ChunkedIO API is Incompatibile with CSV.parse

Question

ChunkedIO API is Incompatibile with CSV.parse

chrisnicola opened this issue 8 years ago · comments

I'm currently noticing this when working with some CSV files I'm storing in S3 using Shrine. The Down::ChunkedIO has a private gets method when CSV.parse is trying to call (yes I know CSV.parse shouldn't be parsing by lines but that's what it does).

The actual error is:

NoMethodError (private method `gets' called for #<Down::ChunkedIO:0x007f7116dbbad0>):

It would probably help for compatibility with other things that process IO if the gets method was public and processed chunks until it completed a line an then returned that line.

I should add that I worked around this issue by simply calling download instead of of to_io so this is hardly a big issue. I noticed that ChunkedIO is using a Tempfile as an intermediate anyways so it probably makes no difference. I'm curious though why not just process the IO in memory?

Janko Marohnić · Answer 1 · Tue Nov 22 2016 11:23:03 GMT+0800 (China Standard Time)

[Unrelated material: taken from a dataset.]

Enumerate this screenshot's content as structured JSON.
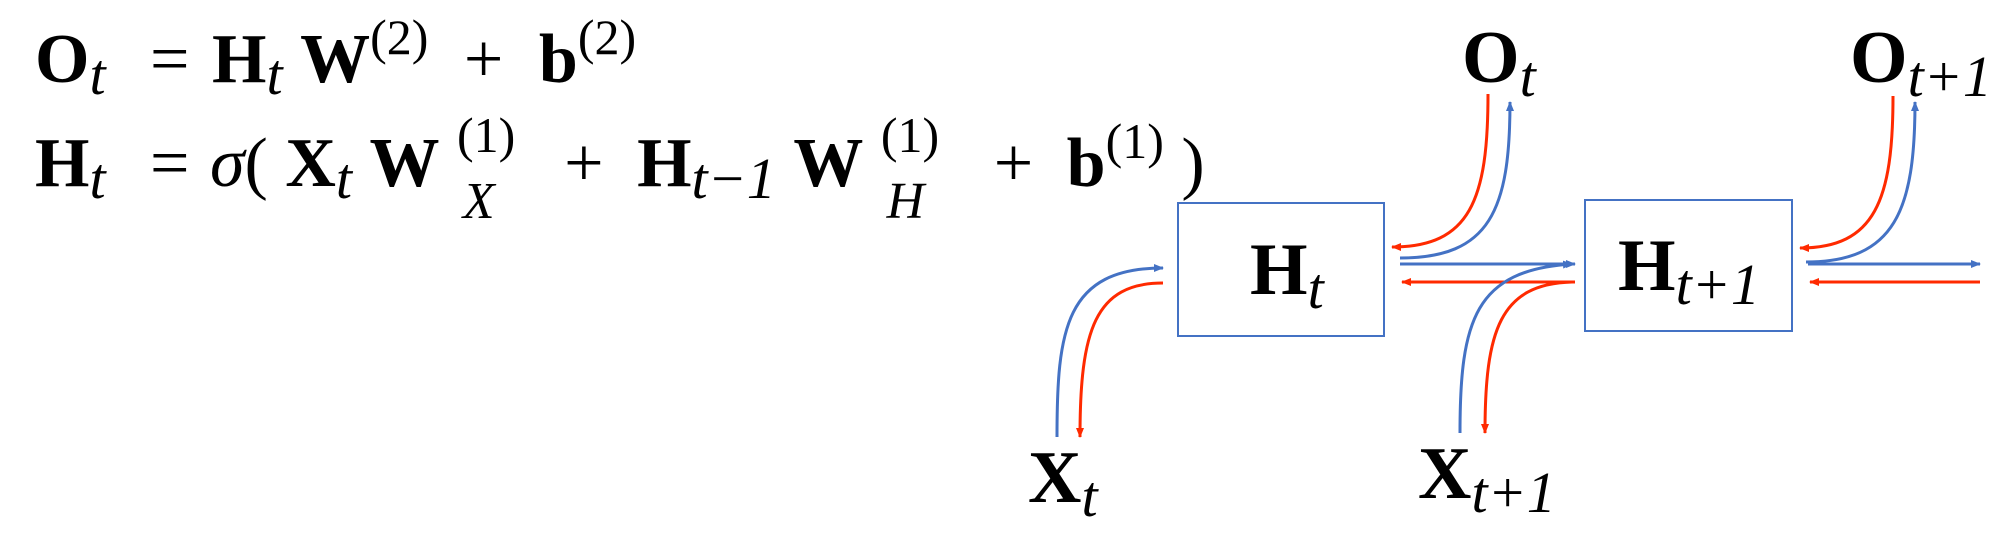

The Down::ChunkedIO has a private gets method when CSV.parse is trying to call

I was actually surprised by this, because Down::ChunkedIO doesn't define a gets method. It turns out that gets comes from Kernel and is defined on any object (just like puts), and is used for getting the user input from stdin.

It would probably help for compatibility with other things that process IO if the gets method was public and processed chunks until it completed a line an then returned that line.

Since gets is only related to parsing by lines (e.g. CSV), I don't think it would be worthwhile adding this method. Especially since CSV library also seems to depend on pos being defined on the object.

I should add that I worked around this issue by simply calling download instead of of to_io so this is hardly a big issue.

Yeah, I think this is the best solution, since the Tempfile is an actual IO object with all of the needed methods. I first thought I thought there would be performance gain in parsing while downloading, but I don't think that's true, because during CSV parsing the downloading is paused, so the download doesn't go full speed as it would without parsing.

I noticed that ChunkedIO is using a Tempfile as an intermediate anyways so it probably makes no difference. I'm curious though why not just process the IO in memory?

Keeping the downloaded content in memory (e.g. StringIO) would be infeasible for large files. If the file you're downloading is 4GB in size, that means that at one point the whole 4GB would be stored in memory, which could easily kill your servers. By caching the downloaded content to a file, we are using disk space rather than memory.

Chris Nicola · Answer 2 · Wed Nov 23 2016 05:50:23 GMT+0800 (China Standard Time)

I'm aware of the issue with StringIO and memory however StringIO shouldn't be the only way to process data in memory, no? This could be done just with a buffer no?

Janko Marohnić · Answer 3 · Wed Nov 23 2016 10:51:00 GMT+0800 (China Standard Time)

Hmm, I'm not sure what exactly you mean by "processing" data in memory. Down::ChunkedIO is only caching the downloaded content, which is needed in case anybody wants to rewind the object to read what was already downloaded (e.g used by metadata extraction in Shrine).